Our collaboration marked a turning point. Together, we began documenting what was happening with urgency and rigor. We published on the collapse of medical documentation during wartime. We wrote for The Lancet Group about the deterioration of health, longevity, and life expectancy in Gaza. We presented two abstracts on sleep health. Despite the ongoing war and extreme struggles, we are continuing to work on several collaborative research projects grounded in field-level data and situational awareness. This work has channeled grief into evidence. It has allowed us to turn horror into testimony. Through research and publication, we aim to ensure that what is happening to Gaza’s population, its health system, and its workers is not erased, normalized, or forgotten.

We know all too well that our words and data will not stop this genocide, but we can at least ensure that a century from now, maybe in some classroom in Gaza or in the halls of Harvard University, someone will read and learn about the granular details of the orthopedic and facial injuries, the maternal and neonatal health issues, the data collection difficulties, and whatever else we are able to document. Maybe they will even do a PhD thesis mapping the health and health research struggles in Gaza, who knows?

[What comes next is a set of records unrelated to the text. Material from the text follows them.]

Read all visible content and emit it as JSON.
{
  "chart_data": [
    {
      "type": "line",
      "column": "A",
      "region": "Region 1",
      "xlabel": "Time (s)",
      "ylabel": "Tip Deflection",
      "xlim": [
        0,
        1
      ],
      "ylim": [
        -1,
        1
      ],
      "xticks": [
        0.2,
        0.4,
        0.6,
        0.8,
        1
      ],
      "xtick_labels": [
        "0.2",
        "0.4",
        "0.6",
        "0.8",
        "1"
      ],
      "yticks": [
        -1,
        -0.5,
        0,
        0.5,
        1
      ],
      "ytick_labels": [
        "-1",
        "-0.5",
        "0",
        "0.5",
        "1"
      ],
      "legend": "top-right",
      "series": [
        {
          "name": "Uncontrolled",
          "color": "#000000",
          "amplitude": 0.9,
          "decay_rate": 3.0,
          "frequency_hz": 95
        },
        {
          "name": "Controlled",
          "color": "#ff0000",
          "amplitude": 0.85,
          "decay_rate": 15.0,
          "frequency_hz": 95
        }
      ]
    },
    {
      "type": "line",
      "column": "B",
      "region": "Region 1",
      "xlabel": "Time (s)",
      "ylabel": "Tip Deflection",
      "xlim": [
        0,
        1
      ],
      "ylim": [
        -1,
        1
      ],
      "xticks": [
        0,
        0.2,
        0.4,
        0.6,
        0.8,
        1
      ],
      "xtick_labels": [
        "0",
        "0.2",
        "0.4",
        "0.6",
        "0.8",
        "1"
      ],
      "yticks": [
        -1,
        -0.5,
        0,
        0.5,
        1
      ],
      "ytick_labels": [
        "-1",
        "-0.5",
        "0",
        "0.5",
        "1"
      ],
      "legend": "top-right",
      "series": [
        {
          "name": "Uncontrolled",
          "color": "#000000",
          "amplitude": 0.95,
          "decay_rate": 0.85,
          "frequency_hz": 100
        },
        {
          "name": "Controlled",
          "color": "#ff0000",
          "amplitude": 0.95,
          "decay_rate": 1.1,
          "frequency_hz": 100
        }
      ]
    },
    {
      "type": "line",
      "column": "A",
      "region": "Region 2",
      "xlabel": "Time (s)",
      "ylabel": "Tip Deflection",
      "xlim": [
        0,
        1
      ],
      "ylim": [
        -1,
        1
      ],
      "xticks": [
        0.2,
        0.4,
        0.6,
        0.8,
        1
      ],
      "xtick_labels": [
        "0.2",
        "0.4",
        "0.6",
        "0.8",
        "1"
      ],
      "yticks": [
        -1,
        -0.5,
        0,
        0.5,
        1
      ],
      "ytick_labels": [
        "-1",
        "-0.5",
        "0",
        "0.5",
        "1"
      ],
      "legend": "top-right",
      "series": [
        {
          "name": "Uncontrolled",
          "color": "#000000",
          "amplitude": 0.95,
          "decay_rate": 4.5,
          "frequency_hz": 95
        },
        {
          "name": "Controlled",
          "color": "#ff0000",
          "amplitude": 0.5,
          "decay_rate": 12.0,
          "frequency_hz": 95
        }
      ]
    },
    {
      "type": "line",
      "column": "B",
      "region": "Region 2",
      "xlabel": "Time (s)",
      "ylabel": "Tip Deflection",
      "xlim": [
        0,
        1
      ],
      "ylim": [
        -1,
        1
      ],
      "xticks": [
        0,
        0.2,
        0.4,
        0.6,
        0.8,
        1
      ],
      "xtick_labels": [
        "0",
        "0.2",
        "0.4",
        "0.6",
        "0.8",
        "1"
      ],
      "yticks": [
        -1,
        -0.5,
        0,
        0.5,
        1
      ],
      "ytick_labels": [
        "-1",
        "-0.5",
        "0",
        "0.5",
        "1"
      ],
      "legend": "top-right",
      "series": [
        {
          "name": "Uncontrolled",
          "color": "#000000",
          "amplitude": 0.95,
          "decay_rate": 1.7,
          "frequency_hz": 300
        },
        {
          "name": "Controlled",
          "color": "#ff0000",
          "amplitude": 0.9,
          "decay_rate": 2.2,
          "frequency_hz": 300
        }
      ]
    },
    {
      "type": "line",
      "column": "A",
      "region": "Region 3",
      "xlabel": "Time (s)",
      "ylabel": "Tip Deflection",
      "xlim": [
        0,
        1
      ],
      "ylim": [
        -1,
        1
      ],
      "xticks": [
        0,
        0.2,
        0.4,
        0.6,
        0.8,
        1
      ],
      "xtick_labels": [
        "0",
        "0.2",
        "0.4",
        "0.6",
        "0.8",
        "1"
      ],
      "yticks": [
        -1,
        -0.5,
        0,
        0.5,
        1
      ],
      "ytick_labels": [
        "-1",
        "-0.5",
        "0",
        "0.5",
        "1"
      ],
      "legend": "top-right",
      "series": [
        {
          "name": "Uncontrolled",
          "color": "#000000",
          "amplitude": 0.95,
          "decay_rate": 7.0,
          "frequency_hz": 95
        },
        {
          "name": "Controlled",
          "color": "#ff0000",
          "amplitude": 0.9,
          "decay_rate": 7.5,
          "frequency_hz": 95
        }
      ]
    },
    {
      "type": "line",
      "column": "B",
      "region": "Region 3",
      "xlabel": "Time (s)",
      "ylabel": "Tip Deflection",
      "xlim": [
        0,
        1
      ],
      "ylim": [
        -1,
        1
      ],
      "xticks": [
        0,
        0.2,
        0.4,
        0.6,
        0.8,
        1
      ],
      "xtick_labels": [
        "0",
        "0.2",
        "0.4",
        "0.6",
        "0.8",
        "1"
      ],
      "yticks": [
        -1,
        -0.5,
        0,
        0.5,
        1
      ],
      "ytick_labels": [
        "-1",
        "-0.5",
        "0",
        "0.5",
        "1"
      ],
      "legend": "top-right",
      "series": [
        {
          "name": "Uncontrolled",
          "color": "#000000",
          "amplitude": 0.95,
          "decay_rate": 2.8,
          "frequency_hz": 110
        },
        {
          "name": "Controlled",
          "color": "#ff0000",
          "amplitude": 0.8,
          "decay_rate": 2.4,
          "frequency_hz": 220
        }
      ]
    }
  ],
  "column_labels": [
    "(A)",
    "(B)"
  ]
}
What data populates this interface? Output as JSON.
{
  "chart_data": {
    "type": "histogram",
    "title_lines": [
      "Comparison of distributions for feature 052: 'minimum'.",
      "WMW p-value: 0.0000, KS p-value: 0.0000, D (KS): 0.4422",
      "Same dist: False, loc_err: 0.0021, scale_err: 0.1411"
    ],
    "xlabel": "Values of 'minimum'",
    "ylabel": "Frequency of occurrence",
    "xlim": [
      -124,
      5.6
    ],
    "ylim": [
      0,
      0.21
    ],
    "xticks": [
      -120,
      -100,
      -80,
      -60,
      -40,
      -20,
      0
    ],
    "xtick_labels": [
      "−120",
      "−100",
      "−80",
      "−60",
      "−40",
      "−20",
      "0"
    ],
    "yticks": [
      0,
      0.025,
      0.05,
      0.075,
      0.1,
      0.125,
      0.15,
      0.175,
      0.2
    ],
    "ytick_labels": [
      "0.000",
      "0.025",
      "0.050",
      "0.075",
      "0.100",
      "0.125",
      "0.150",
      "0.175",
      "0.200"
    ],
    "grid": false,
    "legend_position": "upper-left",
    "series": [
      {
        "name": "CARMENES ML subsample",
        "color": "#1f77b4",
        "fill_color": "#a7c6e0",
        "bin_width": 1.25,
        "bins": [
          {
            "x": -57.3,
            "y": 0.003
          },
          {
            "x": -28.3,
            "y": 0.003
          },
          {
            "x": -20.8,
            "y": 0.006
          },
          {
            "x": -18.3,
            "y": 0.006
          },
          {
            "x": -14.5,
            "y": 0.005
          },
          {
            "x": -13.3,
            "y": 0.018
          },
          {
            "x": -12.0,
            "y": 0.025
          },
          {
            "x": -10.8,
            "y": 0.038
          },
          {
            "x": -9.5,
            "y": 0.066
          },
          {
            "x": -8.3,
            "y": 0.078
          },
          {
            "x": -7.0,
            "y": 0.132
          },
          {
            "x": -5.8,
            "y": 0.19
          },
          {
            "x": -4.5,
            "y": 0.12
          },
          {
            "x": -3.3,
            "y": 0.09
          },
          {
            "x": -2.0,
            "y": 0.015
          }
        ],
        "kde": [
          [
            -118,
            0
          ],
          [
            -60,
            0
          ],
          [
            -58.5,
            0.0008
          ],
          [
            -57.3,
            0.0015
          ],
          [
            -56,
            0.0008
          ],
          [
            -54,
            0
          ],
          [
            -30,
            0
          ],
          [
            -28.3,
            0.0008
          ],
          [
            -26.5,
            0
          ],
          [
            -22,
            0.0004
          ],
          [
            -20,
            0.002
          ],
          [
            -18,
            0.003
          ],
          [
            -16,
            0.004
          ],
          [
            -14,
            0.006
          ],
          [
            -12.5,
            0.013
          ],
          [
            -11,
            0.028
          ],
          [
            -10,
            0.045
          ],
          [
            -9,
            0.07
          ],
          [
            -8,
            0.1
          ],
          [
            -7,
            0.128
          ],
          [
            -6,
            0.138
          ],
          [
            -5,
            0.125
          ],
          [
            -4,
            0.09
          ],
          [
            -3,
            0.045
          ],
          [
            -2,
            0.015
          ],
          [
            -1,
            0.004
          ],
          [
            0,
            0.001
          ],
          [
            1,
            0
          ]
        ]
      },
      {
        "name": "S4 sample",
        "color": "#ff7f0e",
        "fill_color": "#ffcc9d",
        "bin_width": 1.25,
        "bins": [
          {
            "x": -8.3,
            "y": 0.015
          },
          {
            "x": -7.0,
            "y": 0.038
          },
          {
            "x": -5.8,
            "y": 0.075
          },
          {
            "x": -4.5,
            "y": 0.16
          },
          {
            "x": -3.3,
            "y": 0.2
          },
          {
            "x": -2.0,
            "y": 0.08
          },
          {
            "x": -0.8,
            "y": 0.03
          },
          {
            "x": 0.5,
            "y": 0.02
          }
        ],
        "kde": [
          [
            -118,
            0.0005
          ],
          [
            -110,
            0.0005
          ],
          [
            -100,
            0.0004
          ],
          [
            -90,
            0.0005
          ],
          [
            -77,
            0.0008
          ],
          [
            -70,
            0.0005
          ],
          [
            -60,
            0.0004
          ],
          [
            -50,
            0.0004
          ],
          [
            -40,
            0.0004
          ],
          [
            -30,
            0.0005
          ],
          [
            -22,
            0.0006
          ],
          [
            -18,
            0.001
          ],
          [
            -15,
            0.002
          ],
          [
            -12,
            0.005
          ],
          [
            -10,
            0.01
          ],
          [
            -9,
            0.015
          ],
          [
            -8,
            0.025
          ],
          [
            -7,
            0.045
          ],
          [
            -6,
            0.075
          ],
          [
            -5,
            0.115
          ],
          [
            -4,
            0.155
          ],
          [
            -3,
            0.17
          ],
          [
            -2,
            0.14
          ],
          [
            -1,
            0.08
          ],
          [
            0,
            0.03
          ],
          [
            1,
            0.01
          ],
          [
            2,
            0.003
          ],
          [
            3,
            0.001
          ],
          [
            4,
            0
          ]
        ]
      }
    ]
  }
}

The destruction of health systems is not an unintended consequence of war. In Gaza, it is a weapon. But through our work, we resist that erasure. We document. We honor the dead. And we fight for the living. Health care should never be a target. Ambulances should never be graves.

Abdulwhhab Abu Alamrain is a volunteer medical doctor and researcher at the Al-Aqsa Martyrs’ Hospital, Deir Al-Balah, Gaza, Palestine.

Bilal Irfan is a global health justice advocate and scholar at Harvard Medical School, Boston, United States.